Namun demikian Allah SWT dapat menganugerahkan hamba-hamba yang Dia pilih untuk mencapai kedudukan yang mulia ini sehingga mereka dapat merasakan Rasulullah SAW selalu ada, baik disaat mereka berbuat atau meninggalkan suatu pekerjaan. Sampai ada diantara mereka yang berucap:
” لو غاب عني رسول الله صلى الله عليه وسلم طرفة عين ما عددت نفسي من المسلمين”
“Seandainya Rasulullah SAW hilang dariku sekejap mata niscaya aku tidak menganggap diriku dalam golongan kaum muslimin”.
Artinya bahwa mereka setiap saat dalam melaksanakan (ibadah) dan meninggalkan (hal buruk), dalam tidur dan bangunnya merasa berjalan “napak tilas” di belakang Panutannya Rasulullah SAW serta tidak pernah lalai.
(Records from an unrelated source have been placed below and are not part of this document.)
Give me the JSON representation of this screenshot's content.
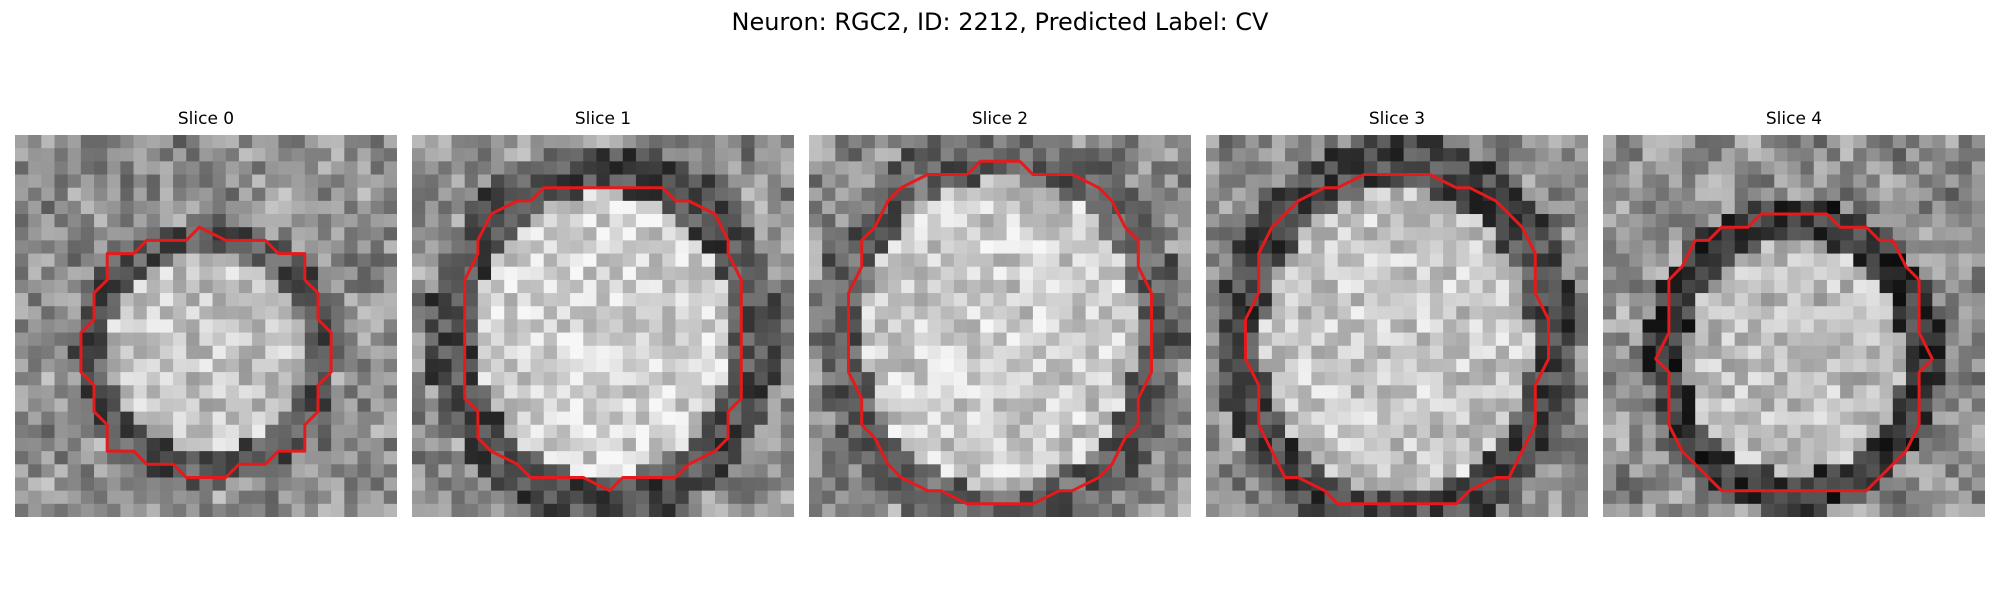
{
  "figure": {
    "title": "Neuron: RGC2, ID: 2212, Predicted Label: CV"
  },
  "contour_color": "#e41a1c",
  "slices": [
    {
      "label": "Slice 0"
    },
    {
      "label": "Slice 1"
    },
    {
      "label": "Slice 2"
    },
    {
      "label": "Slice 3"
    },
    {
      "label": "Slice 4"
    }
  ]
}
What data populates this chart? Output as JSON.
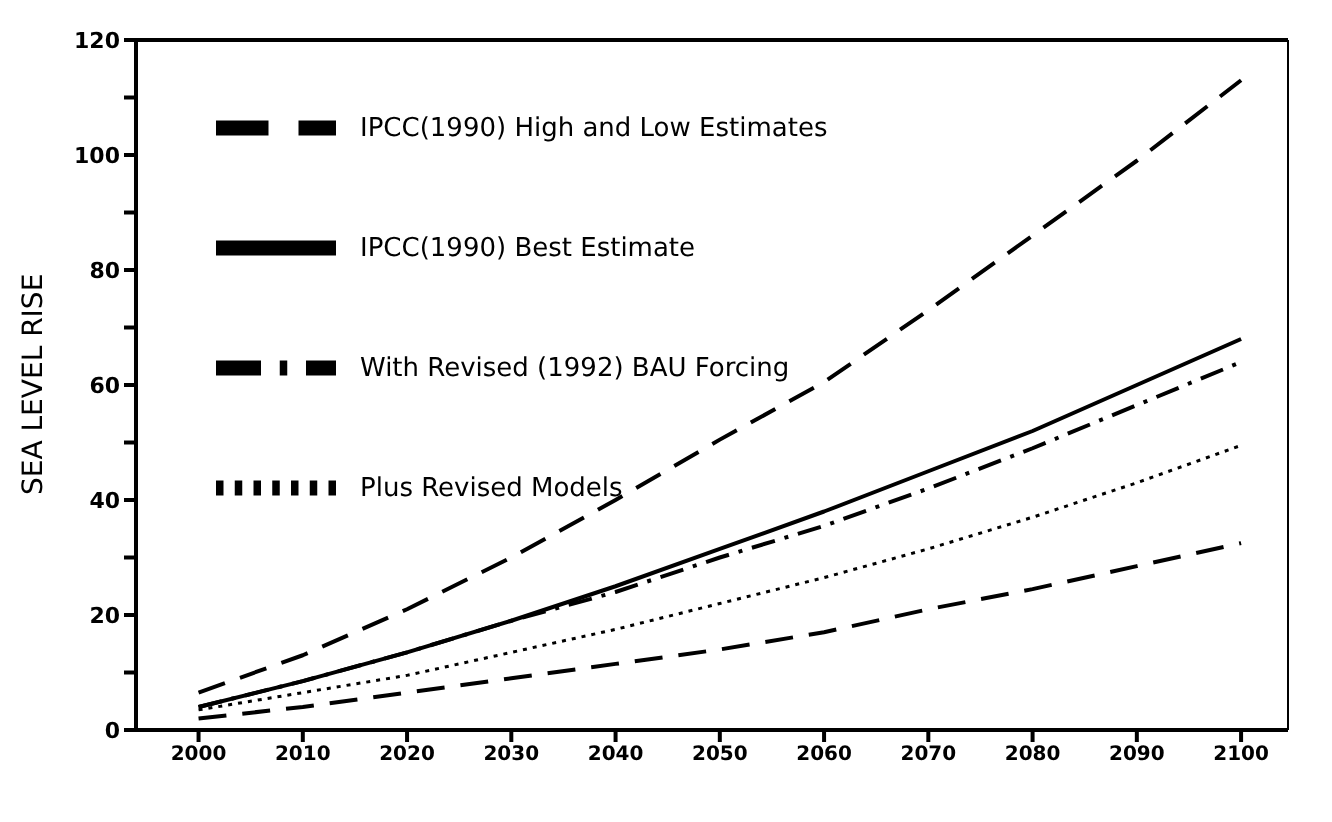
{
  "chart_data": {
    "type": "line",
    "ylabel": "SEA LEVEL RISE",
    "x": [
      2000,
      2010,
      2020,
      2030,
      2040,
      2050,
      2060,
      2070,
      2080,
      2090,
      2100
    ],
    "xlim": [
      1994,
      2104.5
    ],
    "xticks": [
      2000,
      2010,
      2020,
      2030,
      2040,
      2050,
      2060,
      2070,
      2080,
      2090,
      2100
    ],
    "ylim": [
      0,
      120
    ],
    "yticks": [
      0,
      {
        "value": 10,
        "label": null
      },
      20,
      {
        "value": 30,
        "label": null
      },
      40,
      {
        "value": 50,
        "label": null
      },
      60,
      {
        "value": 70,
        "label": null
      },
      80,
      {
        "value": 90,
        "label": null
      },
      100,
      {
        "value": 110,
        "label": null
      },
      120
    ],
    "grid": false,
    "legend": "top left",
    "marker": "none",
    "series": [
      {
        "name": "IPCC(1990) High and Low Estimates",
        "color": "#000000",
        "line_style": "dashed",
        "values": [
          6.5,
          13,
          21,
          30,
          40,
          50.5,
          60.5,
          73,
          86,
          99,
          113
        ]
      },
      {
        "name": "IPCC(1990) Best Estimate",
        "color": "#000000",
        "line_style": "solid",
        "values": [
          4,
          8.5,
          13.5,
          19,
          25,
          31.5,
          38,
          45,
          52,
          60,
          68
        ]
      },
      {
        "name": "With Revised (1992) BAU Forcing",
        "color": "#000000",
        "line_style": "dashdot",
        "values": [
          4,
          8.5,
          13.5,
          19,
          24,
          30,
          35.5,
          42,
          49,
          56.5,
          64
        ]
      },
      {
        "name": "Plus Revised Models",
        "color": "#000000",
        "line_style": "dotted",
        "values": [
          3.5,
          6.5,
          9.5,
          13.5,
          17.5,
          22,
          26.5,
          31.5,
          37,
          43,
          49.5
        ]
      },
      {
        "color": "#000000",
        "line_style": "dashed",
        "values": [
          2,
          4,
          6.5,
          9,
          11.5,
          14,
          17,
          21,
          24.5,
          28.5,
          32.5
        ]
      }
    ]
  }
}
Tentu ini adalah sebuah pengecualian/ dispensasi yang mungkin mereka rasakan sepanjang waktu atau dalam sebagian besar waktu mereka dijaga oleh Allah SWT walaupun mereka tidak ma’sum seperti para Nabi utusan Allah SWT.

Mereka juga terkadang mengungkapkan rasa syukur atas nikmat dan anugerah Allah SWT yang mereka rasakan ini pada saat-saat tertentu. Hal ini diriwayatkan dari Syekh Abul Abbas Al-Mursi dan Habib Umar ibn Abdurrahman Al-Attas dan lainnya.

Selanjutnya, bagaimana cara kita keluar dari situasi menuruti hawa nafsu dan sifat lalai?

Sifat lalai adalah celah/ pintu masuknya setan ke dalam jiwa manusia.Dalam sebuat hadits diriwayatkan :
” الشيطان جاثم على قلب ابن آدم ، فإذا ذكر الله خنس ، وإذا غفل وسوس ” . رواه البخاري تعليقا .
“Setan itu berada di hati anak adam, jika ia ingat/menyebut Allah SWT maka setan tersebut menciut/kabur, dan jika ia lalai setan pun beraksi membuat keraguan dalam jiwa”(H.R.Bukhari)
Oleh sebab itu dalam surat Annas setan disifati “الوسواس الخناس” karena ia membuat keraguan (was-was) saat kita lalai dan ia menciut dan kabur jika kita berdzikir”

Namun demikian di dalam hati manusia terkadang ada sifat-sifat buruk yang di tanam oleh setan. Misalnya sikap cinta dunia yang berlebihan. Jika sifat itu tertanam dalam hati, maka jiwa akan terus membisikkan hal-hal buruk dan jahat sehingga hati seseorang akan menjadi tempat setan yang tak berwujud. Jika sifat buruk dan keji tumbuh subur dalam hati, pemilik hati tersebut akan menjadi setan. Sebagaimana firman Allah SWT tentang setan “من الجنة والناس” (dari golongan jin dan manusia) dan firmanNya Q.S. Al-An’am:
شَيَاطِينَ الإنْسِ وَالْجِنِّ يُوحِي بَعْضُهُمْ إِلَى بَعْضٍ زُخْرُفَ الْقَوْلِ غُرُورًا
” … yaitu setan-setan (dari jenis) manusia dan (dari jenis) jin, sebagian mereka membisikkan kepada sebagian yang lain perkataan-perkataan yang indah-indah untuk menipu (manusia).”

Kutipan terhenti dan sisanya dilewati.